On voit que la doctrine de l’excès de pouvoir, telle que le Conseil d’État l’a conçue dès l’origine, est très analogue à celle de la Cour de cassation. L’une et l’autre font rentrer dans l’excès de pouvoir l’atteinte à la séparation des pouvoirs, l’empiétement d’une autorité ou d’une juridiction sur une autre, la violation des formes substantielles, mais elles n’assimilent point à l’excès de pouvoir la violation ou la fausse application de la loi.

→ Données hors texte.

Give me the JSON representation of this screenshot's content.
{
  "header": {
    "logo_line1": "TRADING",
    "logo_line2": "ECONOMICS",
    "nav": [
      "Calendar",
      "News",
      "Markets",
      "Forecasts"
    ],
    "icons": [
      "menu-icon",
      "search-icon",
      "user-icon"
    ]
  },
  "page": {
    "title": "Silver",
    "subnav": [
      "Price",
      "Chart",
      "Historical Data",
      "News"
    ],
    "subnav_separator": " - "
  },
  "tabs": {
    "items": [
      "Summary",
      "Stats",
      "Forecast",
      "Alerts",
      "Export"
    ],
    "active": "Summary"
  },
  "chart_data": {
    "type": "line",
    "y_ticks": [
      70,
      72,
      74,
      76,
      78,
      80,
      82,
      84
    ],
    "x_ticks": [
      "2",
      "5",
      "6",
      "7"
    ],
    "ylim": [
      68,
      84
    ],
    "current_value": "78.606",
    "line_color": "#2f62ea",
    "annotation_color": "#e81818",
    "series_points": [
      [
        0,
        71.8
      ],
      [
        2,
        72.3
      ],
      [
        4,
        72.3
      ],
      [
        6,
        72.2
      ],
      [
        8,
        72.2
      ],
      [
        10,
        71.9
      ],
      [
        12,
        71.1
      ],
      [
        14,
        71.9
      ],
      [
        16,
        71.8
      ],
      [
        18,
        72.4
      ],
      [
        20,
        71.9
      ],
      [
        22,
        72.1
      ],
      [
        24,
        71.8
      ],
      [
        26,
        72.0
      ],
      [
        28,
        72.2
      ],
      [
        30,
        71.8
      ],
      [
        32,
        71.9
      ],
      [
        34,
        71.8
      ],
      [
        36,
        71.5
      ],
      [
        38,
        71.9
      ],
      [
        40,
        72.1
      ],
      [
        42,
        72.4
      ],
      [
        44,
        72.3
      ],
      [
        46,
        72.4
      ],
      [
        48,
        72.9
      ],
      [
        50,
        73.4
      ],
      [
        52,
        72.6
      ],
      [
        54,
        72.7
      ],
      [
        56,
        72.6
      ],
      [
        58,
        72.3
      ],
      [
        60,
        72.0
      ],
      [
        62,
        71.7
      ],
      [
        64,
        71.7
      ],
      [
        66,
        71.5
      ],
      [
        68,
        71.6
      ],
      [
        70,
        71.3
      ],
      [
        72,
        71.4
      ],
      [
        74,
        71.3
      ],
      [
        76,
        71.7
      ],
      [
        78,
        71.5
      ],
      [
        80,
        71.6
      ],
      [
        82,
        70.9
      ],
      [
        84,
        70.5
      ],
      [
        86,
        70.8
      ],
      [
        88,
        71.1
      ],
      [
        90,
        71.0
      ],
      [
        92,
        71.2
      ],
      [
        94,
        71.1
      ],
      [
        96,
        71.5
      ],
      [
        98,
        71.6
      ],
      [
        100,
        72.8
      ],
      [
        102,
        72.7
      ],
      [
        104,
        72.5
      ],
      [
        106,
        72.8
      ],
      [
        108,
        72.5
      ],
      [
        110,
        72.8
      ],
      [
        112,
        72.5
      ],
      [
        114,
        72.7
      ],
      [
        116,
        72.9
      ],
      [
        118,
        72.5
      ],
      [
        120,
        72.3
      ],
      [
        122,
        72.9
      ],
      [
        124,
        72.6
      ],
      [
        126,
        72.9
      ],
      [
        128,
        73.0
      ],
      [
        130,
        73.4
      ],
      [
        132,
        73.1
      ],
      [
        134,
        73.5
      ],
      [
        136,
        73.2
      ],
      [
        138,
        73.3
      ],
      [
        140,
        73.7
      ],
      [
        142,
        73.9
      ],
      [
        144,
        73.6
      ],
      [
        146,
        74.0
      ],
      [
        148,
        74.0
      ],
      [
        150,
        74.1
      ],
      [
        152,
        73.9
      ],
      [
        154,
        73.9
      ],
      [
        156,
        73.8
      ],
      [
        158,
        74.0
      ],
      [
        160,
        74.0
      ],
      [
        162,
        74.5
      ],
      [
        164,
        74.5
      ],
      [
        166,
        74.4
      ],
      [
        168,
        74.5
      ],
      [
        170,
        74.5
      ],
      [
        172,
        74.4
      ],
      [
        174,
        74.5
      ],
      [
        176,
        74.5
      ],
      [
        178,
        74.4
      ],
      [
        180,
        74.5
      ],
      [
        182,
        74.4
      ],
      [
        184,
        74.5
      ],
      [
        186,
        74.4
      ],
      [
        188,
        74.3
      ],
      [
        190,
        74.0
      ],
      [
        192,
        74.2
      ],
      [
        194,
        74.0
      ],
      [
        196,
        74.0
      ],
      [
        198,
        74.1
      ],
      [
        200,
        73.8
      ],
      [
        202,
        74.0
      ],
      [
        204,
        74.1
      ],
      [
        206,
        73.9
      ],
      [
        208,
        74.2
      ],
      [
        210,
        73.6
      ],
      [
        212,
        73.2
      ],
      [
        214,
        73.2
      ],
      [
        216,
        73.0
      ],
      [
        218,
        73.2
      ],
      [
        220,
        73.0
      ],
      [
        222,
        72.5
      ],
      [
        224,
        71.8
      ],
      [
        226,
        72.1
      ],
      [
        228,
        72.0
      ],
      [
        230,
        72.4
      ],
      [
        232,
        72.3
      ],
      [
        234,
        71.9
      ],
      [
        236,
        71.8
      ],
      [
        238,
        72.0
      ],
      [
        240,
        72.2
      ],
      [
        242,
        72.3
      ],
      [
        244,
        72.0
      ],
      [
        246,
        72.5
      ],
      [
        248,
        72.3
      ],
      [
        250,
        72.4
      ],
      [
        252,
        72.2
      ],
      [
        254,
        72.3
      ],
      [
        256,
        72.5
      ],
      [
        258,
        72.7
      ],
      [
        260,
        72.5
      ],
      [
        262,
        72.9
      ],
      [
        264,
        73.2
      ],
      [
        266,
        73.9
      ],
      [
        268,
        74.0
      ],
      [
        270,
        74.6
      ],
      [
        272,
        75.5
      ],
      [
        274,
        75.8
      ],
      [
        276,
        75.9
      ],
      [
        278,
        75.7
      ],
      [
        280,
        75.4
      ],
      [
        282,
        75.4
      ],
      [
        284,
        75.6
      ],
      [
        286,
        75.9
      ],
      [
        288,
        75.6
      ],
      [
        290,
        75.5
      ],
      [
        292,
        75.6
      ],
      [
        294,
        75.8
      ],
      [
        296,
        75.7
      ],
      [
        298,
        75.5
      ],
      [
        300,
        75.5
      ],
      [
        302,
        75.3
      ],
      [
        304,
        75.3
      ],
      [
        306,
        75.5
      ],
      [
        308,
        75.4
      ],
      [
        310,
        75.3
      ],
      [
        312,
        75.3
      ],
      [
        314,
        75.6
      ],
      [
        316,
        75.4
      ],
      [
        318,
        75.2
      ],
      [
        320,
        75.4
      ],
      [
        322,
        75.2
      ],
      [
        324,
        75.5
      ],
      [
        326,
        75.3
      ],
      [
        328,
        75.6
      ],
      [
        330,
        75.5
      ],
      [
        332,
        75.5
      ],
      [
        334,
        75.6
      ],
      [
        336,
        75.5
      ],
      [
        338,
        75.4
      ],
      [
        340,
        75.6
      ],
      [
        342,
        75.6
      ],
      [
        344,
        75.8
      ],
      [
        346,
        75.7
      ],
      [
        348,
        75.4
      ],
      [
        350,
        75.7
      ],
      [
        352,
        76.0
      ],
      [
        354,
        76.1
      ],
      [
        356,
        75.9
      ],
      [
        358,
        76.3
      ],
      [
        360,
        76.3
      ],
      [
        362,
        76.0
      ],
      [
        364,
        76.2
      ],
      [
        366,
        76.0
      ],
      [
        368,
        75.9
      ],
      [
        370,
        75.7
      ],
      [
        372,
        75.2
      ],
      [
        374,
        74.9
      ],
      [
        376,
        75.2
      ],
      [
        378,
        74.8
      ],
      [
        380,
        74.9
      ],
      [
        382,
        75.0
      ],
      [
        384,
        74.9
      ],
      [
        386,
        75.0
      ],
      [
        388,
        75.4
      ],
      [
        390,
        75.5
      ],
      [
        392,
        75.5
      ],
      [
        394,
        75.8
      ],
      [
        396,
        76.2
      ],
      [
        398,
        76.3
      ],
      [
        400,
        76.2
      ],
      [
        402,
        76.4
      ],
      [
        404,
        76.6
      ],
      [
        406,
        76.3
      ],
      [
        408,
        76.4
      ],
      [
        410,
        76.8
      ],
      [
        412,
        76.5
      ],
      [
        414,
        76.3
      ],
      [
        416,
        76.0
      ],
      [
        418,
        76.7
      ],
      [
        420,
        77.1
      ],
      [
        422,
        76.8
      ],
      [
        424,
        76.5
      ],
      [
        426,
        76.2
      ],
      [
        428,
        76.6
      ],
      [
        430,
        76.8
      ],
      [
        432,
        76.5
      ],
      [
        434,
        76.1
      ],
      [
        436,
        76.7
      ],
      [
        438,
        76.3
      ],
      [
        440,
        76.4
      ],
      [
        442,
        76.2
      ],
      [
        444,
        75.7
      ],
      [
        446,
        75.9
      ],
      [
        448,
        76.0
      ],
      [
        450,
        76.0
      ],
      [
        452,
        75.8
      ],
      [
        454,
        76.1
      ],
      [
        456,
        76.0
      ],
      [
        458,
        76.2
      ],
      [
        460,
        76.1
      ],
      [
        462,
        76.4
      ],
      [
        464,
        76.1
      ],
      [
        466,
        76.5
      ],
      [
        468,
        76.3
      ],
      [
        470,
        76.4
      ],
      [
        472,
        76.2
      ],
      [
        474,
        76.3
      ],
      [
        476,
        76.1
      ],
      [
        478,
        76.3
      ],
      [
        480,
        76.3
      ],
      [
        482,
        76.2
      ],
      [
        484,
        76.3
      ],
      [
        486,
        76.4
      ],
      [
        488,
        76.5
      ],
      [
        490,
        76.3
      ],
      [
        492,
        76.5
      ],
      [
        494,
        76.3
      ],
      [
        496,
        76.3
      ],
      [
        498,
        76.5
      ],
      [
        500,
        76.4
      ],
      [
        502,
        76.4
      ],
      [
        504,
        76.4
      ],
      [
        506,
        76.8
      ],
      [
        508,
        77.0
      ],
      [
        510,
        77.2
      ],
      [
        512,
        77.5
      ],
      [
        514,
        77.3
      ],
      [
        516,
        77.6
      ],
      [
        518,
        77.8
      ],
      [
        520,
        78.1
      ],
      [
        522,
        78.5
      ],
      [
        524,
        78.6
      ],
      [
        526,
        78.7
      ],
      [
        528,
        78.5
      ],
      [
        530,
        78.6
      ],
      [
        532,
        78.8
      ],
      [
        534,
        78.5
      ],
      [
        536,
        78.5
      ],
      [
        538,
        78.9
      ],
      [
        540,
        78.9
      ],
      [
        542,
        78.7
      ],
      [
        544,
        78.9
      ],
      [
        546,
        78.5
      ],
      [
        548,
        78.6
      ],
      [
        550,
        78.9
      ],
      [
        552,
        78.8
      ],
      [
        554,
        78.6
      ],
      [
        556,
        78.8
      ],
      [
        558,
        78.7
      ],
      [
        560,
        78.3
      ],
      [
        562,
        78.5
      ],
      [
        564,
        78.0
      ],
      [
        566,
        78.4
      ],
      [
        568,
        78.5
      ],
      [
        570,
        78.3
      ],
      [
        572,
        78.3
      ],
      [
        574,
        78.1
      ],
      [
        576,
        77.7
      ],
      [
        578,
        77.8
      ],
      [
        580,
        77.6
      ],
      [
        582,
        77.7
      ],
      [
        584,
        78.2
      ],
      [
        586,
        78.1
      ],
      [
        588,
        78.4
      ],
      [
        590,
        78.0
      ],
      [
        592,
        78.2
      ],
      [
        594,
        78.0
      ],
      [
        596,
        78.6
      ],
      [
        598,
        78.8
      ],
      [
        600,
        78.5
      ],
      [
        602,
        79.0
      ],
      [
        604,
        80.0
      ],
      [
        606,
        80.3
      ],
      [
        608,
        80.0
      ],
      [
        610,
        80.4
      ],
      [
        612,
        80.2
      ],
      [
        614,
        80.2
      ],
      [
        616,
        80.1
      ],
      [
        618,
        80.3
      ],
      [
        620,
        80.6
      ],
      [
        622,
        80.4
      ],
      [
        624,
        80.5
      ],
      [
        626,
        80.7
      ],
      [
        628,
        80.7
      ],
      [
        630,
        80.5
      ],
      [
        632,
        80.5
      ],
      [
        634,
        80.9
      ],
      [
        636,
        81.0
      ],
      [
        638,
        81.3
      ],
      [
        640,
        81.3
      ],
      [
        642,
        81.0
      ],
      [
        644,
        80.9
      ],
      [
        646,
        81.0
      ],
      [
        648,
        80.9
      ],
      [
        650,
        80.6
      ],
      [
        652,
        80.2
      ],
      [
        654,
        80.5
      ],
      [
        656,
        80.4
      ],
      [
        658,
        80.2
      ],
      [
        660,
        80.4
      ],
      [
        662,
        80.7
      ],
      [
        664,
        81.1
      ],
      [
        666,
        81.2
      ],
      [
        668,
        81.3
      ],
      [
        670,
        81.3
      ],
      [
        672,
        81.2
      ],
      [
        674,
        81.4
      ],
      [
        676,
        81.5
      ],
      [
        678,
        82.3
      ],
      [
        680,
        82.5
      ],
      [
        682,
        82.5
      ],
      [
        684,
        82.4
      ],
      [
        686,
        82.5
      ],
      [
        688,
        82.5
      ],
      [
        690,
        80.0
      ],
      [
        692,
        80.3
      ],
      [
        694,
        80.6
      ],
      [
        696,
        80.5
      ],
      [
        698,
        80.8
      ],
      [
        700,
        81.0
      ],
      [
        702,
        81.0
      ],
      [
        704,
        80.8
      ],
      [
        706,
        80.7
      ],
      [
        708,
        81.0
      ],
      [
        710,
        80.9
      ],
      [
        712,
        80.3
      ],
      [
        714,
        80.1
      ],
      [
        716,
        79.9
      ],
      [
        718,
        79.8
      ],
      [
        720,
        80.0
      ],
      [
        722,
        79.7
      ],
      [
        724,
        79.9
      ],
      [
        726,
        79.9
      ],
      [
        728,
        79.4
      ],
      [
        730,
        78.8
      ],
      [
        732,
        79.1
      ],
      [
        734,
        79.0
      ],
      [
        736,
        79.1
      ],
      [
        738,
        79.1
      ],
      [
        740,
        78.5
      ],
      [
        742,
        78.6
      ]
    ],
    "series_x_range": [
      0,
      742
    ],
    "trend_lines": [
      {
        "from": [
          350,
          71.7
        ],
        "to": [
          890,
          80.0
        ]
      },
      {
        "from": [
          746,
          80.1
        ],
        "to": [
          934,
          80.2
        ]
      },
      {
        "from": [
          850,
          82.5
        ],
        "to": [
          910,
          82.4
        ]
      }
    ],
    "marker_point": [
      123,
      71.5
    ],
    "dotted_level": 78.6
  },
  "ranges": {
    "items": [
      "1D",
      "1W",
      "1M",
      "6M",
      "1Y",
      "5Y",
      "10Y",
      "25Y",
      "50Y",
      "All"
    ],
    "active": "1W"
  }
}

[409] Le parallélisme des deux jurisprudences ne s’est pas maintenu. Tandis que l’idée d’excès de pouvoir est demeurée la même en matière judiciaire, elle s’est élargie en matière administrative, elle s’est étendue peu à peu à toutes les espèces d’illégalités qui peuvent entacher les actes de l’administration. Le recours pour excès de pouvoir s’est ainsi progressivement transformé en une sorte de pourvoi en cassation, à l’appui duquel les parties ont pu invoquer des griefs tirés de la violation de la loi et de l’atteinte aux droits acquis.
Par quel moyen s’est opérée cette difficile transition entre l’idée d’excès de pouvoir et celle de violation de la loi ? Au moyen d’une évolution de jurisprudence, qui a peut-être été moins profonde et moins hardie qu’on ne le pense généralement, car elle a plutôt porté sur des questions de procédure et de terminologie juridique que sur des questions d’attributions.
En effet, le Conseil d’État a admis, de tout temps, d’une manière plus ou moins large, que les parties pouvaient réclamer devant lui l’annulation d’actes administratifs faits en violation de la loi et portant atteinte à leurs droits. A la vérité, ces recours n’étaient presque jamais considérés comme des recours pour excès de pouvoir ; on les désignait sous le nom de « recours contentieux… recours par la voie contentieuse » ; on ne leur donnait pas pour base la loi des 7-14 octobre 1790, mais le principe général d’après lequel l’acte administratif qui porte atteinte à un droit peut donner naissance à une réclamation devant le juge administratif. C’est en vertu de ce principe que le Conseil d’État, après 1830, admettait les recours des officiers contre les décisions ministérielles ou les ordonnances royales qui portaient atteinte à leur grade ou à leurs droits à l’avancement ; les recours des communes contre les arrêtés préfectoraux, qui inscrivaient d’office des crédits à leur budget pour des dépenses n’ayant pas un caractère obligatoire, ou pour des sommes supérieures au montant de l’obligation ; d’autres recours encore, formés dans des matières très diverses, contre des actes administratifs rapportant ou modifiant des actes antérieurs qui avaient créé des droits à des particuliers ou à des communes.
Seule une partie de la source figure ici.